Remove unused assets from git history

1.9k views Asked by At

So, I've been searching all morning for the correct way to do this, and I'm just not that command line savvy to figure it out.

I have a git repo with a ton of assets in it. It's like the cardinal sin, I know.

The repo has grown to be too huge. I'd like to clean it up so I can programmatically remove all files that do not exist in HEAD anymore from the entire history of the repo. I've seen ways to do this where you can specify the file paths, but really, I am talking like 1000+ files that have been removed from our final product that I really don't care to have in my repo anymore.

UPDATE: I've cleaned the repo of all the assets that shouldn't have been there in the first place. I really just have source code in there now and a few assets that SHOULD be there. I'd really love to keep all the history of all the source code... so I'm really looking to scrap the deleted files from history while preserving the history what currently exists. That's the goal. I am pretty sure it can be done using git filter-branch - but I just don't understand it well enough.

3

There are 3 answers

1
Roberto Tyley On BEST ANSWER

Use the BFG Repo-Cleaner, a simpler, faster alternative to git-filter-branch specifically designed for removing unwanted files from Git history.
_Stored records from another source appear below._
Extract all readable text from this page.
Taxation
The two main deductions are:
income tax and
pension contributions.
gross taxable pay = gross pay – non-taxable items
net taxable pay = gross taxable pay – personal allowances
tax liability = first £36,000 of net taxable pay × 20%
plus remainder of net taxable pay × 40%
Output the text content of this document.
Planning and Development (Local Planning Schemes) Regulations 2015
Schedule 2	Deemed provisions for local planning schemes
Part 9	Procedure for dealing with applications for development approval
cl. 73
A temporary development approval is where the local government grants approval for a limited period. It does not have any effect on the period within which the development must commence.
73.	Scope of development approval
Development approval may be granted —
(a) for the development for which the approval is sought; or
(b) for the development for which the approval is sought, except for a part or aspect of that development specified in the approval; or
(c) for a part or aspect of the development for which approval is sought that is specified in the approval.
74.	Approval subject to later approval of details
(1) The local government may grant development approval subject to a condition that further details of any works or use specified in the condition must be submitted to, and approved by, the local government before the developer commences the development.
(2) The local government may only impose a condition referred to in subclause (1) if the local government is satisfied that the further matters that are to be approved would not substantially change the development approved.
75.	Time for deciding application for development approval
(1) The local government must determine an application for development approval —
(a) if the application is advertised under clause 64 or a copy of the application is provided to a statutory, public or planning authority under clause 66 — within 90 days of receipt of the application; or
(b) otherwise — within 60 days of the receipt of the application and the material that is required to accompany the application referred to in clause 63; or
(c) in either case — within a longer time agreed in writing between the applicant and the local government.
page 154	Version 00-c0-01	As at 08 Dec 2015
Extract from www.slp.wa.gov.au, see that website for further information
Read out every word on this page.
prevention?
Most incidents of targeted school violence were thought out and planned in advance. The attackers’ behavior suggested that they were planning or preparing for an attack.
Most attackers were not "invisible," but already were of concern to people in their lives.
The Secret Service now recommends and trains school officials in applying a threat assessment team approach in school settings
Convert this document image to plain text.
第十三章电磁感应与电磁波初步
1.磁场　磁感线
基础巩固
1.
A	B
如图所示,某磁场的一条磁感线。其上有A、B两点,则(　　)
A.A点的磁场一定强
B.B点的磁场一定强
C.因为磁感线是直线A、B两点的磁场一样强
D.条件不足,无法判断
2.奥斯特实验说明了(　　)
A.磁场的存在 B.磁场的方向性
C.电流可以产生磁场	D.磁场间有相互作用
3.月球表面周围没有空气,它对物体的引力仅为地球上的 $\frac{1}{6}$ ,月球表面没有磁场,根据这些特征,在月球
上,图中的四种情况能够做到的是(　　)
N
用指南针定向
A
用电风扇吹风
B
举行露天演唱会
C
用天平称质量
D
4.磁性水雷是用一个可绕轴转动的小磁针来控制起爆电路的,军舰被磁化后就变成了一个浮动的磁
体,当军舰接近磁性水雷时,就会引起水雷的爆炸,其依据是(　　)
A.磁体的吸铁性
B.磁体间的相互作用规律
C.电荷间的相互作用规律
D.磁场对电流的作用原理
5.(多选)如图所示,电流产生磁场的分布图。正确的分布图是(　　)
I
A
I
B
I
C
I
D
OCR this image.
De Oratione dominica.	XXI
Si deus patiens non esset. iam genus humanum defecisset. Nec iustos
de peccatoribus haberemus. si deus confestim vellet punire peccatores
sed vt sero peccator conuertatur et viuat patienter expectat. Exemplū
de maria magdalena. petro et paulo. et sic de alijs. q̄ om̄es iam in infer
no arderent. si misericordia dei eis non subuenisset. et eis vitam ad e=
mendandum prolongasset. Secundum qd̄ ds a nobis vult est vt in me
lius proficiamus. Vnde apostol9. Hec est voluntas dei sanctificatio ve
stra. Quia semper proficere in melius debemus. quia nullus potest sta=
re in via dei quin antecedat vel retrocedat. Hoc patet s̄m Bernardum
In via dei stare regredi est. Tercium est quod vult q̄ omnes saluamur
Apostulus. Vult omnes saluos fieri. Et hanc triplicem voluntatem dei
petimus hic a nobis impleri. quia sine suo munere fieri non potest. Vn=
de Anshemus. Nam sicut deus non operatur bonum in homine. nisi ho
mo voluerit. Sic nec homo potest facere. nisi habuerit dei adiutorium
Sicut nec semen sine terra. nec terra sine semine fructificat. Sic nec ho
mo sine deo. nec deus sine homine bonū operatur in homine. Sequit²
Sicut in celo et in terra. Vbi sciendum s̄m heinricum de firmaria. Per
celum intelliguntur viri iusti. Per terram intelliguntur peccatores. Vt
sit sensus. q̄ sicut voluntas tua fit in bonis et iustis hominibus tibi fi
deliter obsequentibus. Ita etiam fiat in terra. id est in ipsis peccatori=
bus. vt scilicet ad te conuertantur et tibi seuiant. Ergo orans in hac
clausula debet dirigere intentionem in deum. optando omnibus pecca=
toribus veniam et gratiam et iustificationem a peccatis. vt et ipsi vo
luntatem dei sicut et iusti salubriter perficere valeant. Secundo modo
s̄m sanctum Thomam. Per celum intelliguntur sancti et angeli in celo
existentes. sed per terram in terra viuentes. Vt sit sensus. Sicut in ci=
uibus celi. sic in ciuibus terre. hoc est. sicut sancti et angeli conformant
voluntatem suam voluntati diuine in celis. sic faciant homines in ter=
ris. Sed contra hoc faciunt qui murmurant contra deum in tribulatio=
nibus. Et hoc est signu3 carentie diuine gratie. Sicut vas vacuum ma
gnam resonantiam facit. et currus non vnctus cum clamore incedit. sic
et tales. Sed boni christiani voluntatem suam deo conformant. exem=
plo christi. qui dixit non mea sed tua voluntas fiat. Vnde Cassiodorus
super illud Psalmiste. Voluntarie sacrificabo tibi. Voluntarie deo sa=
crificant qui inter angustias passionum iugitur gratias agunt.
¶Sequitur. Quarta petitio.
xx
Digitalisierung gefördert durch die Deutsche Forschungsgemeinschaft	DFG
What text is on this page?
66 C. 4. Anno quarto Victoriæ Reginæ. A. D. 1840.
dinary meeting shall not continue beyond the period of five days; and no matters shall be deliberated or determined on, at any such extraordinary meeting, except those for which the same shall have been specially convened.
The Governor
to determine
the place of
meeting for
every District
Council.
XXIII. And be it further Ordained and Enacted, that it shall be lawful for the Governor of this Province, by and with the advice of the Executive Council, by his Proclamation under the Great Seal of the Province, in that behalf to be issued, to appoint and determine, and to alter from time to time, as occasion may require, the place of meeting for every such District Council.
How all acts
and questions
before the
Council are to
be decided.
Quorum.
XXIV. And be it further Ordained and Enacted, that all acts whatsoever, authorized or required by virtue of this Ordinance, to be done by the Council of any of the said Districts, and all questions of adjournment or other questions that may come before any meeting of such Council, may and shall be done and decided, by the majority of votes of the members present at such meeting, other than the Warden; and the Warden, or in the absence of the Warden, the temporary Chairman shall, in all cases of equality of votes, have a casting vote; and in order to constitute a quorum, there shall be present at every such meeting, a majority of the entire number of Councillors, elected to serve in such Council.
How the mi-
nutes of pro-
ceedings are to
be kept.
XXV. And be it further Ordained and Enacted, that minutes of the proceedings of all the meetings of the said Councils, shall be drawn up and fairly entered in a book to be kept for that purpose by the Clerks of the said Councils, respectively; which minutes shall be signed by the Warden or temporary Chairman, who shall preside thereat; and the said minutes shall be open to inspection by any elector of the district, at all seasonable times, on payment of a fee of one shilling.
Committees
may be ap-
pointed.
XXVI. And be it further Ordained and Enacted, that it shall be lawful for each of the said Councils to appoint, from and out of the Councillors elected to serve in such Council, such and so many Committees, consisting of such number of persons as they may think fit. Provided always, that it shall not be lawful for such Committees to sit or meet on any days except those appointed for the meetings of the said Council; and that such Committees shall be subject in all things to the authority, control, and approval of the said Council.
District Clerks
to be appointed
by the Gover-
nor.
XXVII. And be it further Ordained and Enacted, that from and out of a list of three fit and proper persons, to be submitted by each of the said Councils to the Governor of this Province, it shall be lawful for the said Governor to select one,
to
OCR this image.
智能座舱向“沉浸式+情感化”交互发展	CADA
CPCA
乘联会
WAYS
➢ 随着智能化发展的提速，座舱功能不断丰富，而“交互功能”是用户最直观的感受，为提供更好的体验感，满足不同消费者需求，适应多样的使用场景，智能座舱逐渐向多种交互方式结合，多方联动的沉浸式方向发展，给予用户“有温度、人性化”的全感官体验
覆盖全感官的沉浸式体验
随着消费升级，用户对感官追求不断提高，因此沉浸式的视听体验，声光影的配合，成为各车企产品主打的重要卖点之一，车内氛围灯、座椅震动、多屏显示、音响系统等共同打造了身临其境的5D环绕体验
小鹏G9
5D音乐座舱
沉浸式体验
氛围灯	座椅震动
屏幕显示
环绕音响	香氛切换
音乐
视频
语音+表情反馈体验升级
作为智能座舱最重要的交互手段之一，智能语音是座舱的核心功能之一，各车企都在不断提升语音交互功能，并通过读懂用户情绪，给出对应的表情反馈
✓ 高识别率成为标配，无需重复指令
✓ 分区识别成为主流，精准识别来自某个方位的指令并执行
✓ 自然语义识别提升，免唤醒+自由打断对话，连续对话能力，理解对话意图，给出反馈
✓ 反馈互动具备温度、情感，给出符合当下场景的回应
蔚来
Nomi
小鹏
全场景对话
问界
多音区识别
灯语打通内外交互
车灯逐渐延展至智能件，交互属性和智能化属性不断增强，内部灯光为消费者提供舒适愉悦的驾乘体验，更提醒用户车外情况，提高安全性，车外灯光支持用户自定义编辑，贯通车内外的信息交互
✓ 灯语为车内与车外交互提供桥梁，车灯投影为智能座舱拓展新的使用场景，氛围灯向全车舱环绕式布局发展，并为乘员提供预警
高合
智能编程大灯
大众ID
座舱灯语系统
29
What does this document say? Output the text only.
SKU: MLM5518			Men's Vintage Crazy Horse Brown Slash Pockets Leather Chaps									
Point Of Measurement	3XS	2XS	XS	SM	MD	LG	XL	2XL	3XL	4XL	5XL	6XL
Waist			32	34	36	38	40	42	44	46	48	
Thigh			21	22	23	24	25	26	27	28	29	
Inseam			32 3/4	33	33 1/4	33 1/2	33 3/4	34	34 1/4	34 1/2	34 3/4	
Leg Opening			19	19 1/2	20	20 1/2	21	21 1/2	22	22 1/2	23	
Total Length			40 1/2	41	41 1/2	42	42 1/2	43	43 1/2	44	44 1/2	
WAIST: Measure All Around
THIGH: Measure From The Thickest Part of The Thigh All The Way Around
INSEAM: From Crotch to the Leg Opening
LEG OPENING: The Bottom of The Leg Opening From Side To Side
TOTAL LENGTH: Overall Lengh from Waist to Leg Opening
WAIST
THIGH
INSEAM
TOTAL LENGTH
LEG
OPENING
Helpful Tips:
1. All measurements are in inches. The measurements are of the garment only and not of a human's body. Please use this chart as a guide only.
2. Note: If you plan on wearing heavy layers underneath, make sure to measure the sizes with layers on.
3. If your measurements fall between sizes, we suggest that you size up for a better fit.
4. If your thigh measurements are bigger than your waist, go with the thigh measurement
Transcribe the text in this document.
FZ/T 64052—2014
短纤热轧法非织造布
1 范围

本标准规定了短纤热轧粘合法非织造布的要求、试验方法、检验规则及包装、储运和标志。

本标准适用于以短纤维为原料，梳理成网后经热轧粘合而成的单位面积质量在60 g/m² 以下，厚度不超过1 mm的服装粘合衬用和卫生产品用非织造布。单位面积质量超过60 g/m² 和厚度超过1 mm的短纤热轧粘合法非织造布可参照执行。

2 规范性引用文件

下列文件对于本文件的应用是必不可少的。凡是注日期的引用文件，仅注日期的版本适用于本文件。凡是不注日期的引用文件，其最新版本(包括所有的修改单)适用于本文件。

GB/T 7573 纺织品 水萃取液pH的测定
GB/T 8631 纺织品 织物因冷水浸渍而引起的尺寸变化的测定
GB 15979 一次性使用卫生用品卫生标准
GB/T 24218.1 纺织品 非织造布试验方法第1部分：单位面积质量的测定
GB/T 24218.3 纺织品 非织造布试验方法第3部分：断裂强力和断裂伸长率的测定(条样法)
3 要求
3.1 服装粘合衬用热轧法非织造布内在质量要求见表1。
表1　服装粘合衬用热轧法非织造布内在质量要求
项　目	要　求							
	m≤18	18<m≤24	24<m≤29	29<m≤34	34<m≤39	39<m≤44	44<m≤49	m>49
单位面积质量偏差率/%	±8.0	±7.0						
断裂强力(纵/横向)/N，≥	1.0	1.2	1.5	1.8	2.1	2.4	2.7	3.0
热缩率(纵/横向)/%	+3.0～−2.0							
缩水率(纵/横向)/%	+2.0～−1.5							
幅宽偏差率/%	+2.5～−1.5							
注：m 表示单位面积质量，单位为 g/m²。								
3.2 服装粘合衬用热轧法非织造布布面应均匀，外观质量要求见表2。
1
so I can programmatically remove all files that do not exist in HEAD anymore from the entire history of the repo

By default, the BFG 'protects' all files in your HEAD commit, but will delete other files that match your criteria.

You should carefully follow the usage instructions, but the core part is just this:

$ java -jar bfg.jar  --strip-blobs-bigger-than 1M  my-repo.git

Any files over 1MB in size - that aren't in your latest commit - will be removed from your Git repository's history. If you have normal, smaller-than-1MB, source files that you still want to remove, you can specify them with the --delete-files or --delete-folders options.

The BFG is typically at least 10-50x faster than running git-filter-branch, and generally easier to use.

Full disclosure: I'm the author of the BFG Repo-Cleaner.

0
T Percival On

You could make a shallow clone of the repository and make that the new "main" repository, with the old crufty one saved somewhere else.

git clone --depth=1 oldrepo newrepo

This way any files that were deleted are no longer reachable in the new clone, so they won't be stored as Git objects.

The downside of course is that this hides file change history, but it's still accessible in your original repo.

0
DRC On

backup your data first, this barely tested!

git filter-branch --tree-filter 'for i in $(git diff master --summary --diff-filter=A | grep "create mode" | cut -d " " -f 5-); do 
    rm "$i"
done' --prune-empty HEAD